Qubole Cost Explorer Lets Admins Track Costs, ROI of Analytic Workload

Qubole also released its Qubole Cost Explorer, which delivers real-time reports and insights on job, cluster and user-level costs. The goal is to offer execs and teams granular insight into their spending on a minute-by-minute basis, Thusoo said. 


“We heard loud and clear from clients; they want a better way to justify costs. The client will say, ‘We run workloads and then I get hit with a bill. But I don’t know what the ROI from all that is,” he said.  “With Qubole Cost Explorer, we now enable the admins to understand -- at a very fine-grained, workload level how much cost that workload incurs. And they can see if there is enough ROI from that data lake task.”


Cost can be a real issue for enterprises, Thusoo told IDN.


“As soon as the data lake is productionized, there can be 1000s of people on the data lake. So, with that kind of scale you need some governance model where you can inspect that all the [expense from] compute is being justified,” he told IDN
Qubole’s new cost-tracking capability is not meant to stifle experimenting with new data models, Thusoo said. It’s simply a way to let admins track whether the model is panning out once it moves to production. 

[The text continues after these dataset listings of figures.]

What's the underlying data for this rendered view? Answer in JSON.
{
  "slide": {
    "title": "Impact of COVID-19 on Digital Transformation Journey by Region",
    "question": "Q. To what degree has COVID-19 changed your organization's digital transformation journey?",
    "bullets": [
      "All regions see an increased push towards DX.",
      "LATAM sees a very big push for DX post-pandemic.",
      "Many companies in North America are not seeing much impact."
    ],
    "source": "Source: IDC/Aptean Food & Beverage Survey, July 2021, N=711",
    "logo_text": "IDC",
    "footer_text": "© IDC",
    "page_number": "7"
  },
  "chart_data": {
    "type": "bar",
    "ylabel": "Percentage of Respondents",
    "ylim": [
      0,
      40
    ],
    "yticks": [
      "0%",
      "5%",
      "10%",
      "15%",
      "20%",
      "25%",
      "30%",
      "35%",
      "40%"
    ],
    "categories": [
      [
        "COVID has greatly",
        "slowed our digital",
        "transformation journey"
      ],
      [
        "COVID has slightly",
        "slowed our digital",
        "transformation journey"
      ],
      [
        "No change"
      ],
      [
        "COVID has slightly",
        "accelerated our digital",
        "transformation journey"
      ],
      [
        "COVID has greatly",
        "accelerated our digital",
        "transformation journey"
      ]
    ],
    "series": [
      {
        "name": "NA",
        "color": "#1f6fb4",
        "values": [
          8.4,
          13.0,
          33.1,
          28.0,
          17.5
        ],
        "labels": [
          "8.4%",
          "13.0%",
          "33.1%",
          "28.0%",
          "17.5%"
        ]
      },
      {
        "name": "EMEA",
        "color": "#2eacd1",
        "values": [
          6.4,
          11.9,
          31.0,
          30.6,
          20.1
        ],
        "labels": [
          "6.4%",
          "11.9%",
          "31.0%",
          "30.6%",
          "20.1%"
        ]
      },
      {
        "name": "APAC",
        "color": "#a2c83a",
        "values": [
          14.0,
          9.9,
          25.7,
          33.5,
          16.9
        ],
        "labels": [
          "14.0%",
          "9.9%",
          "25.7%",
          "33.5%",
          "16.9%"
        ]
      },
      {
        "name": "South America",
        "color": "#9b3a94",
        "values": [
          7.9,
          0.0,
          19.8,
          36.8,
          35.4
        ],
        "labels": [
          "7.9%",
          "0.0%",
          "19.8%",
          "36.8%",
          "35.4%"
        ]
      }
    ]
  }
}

"The bulk of compute expense goes into the production, and a small percentage into exploration. So it’s always best to optimize what expense is in production. 


"Once you create your new model and you spin it into production, after a month or two months, you want to figure out if that model may or may not be paying off. In this stage, you may find all these computations you’re running [to execute the model with real data] in production are actually costing me much more than what it is bringing in terms of ROI," he told IDN. 


When combined with Qubole’s workload-aware autoscaling, which automatically upscales, downscales and rebalances clusters depending on the amount of compute power a customer is using at a given time, Cost Explorer helps customers significantly decrease cloud costs.


Qubole also announced support for multiple open source engines (Hive, Spark and Presto) for Apache Ranger, a popular framework for data security. This support provides granular data access controls based on user privileges, all within the Qubole data platform.


These updates are available to all Qubole customers today. 


Qubole’s Tableau Connector is available through Tableau Desktop and Server.